Which is, I believe, what's happening. The right didn't invent government overreach, and I'm not sure who started the fire. Lies by omission and 'spin' have been the standard operating procedure of government for years, for instance. We just call it politics, and it doesn't immediately infuriate people as much as overt lying, but it has contributed to the slow creep of fear, anger and disillusionment that got us here. The war in Iraq was sold to the general public in unjustifiable ways by both parties. The nature of American intervention internationally is consistently hidden from the general public by leadership on both the right and left under the guise of security. Executive action has been increasingly accepted as a legitimate means to make governmental change, and particularly authorize military intervention. Etc. etc. ad nauseum.
But I also believe that the political right in the U.S. has taken a step forward to a new level of unjustifiable authoritarianism, which has been building for years with federal level obstructionism (see the refusal to hold a vote on Garland as a Supreme Court nominee), and at a state level with gerrymandering and voter suppression efforts across much of the Midwest and South. Culturally, fear has been sold in a way that has been, at times, intentionally inflammatory. The Trump administration is a logical extension of the philosophy that force is an effective way for a political party to 'get what it wants' in a situation where massive public opposition exists. Public support for Trumpism is a signal that we've hit the point where people find throwing punches acceptable.
We've hit the point of escalating violence, and socially reinforced mutual fear, alongside gridlocked, corrupt, and counterproductive government.

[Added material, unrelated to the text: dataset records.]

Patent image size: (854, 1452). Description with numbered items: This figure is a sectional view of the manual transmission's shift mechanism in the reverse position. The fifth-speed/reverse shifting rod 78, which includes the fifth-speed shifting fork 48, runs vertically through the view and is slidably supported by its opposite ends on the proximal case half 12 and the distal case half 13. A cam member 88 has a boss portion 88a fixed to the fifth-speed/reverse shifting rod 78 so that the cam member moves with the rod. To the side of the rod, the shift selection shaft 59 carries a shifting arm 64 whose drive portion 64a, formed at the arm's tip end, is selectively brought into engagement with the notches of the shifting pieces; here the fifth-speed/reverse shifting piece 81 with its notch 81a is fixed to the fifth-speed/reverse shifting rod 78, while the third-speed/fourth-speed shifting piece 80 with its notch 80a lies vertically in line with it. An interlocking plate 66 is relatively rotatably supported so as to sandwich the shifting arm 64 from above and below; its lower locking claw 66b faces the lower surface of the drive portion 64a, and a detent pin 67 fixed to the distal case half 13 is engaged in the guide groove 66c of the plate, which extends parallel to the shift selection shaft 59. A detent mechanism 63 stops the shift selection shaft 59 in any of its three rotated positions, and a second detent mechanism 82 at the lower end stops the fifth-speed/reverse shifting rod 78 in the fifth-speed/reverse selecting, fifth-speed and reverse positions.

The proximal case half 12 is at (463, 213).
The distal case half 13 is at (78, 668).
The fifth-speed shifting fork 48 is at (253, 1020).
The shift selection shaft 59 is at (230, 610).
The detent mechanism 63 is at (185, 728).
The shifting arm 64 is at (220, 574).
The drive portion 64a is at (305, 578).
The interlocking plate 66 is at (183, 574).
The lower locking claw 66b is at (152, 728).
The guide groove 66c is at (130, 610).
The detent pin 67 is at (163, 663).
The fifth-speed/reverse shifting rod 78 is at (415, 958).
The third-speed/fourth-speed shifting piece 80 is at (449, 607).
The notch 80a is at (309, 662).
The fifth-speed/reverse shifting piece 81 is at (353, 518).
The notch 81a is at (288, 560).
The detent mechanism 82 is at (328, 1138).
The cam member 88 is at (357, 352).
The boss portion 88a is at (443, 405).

And it's easy to see how this could continue to escalate in the near future: in response to the hard right shift in government, the left, if rights are taken, people are deported, Muslims are banned, police and government officials aren't held accountable for violence, will recognize a threat to their safety, and the safety of those they love. And they will respond with their own authoritarian actions, and will feel justified in doing so as a necessary step to maintain safety. When that happens, the right appears willing to rinse, wash, and repeat the same process.
How do we break it?
I don't know for sure. The center might hold in the US if enough voices on the right resist and condemn authoritarian strategies, and don't function as opportunists in response to Trumpian overreach. The center might hold if enough people on the left hold on to their moral authority, and don't overcompensate for unjust actions with injustice of their own. The left's vested interest is in demonstrating to the right that they're being lied to - that their fears don't merit an authoritarian response. And the right's vested interest is in not letting authoritarianism become synonymous with Republican by accepting it as normal. In both cases, it seems like breaking the cycle is going to mean dramatic reshaping of leadership and priorities in the political parties.
But I hope we break it, because the outcome of the cycle is violence and trauma, not progress. The arc of history doesn't bend toward justice on its own, as evidenced by the fact that we're bending it now towards injustice.
Comments
Really appreciate the discussion. I also am a reluctant authoritarian charge nurse at work sometimes, making decisions that take away rights for the greater good.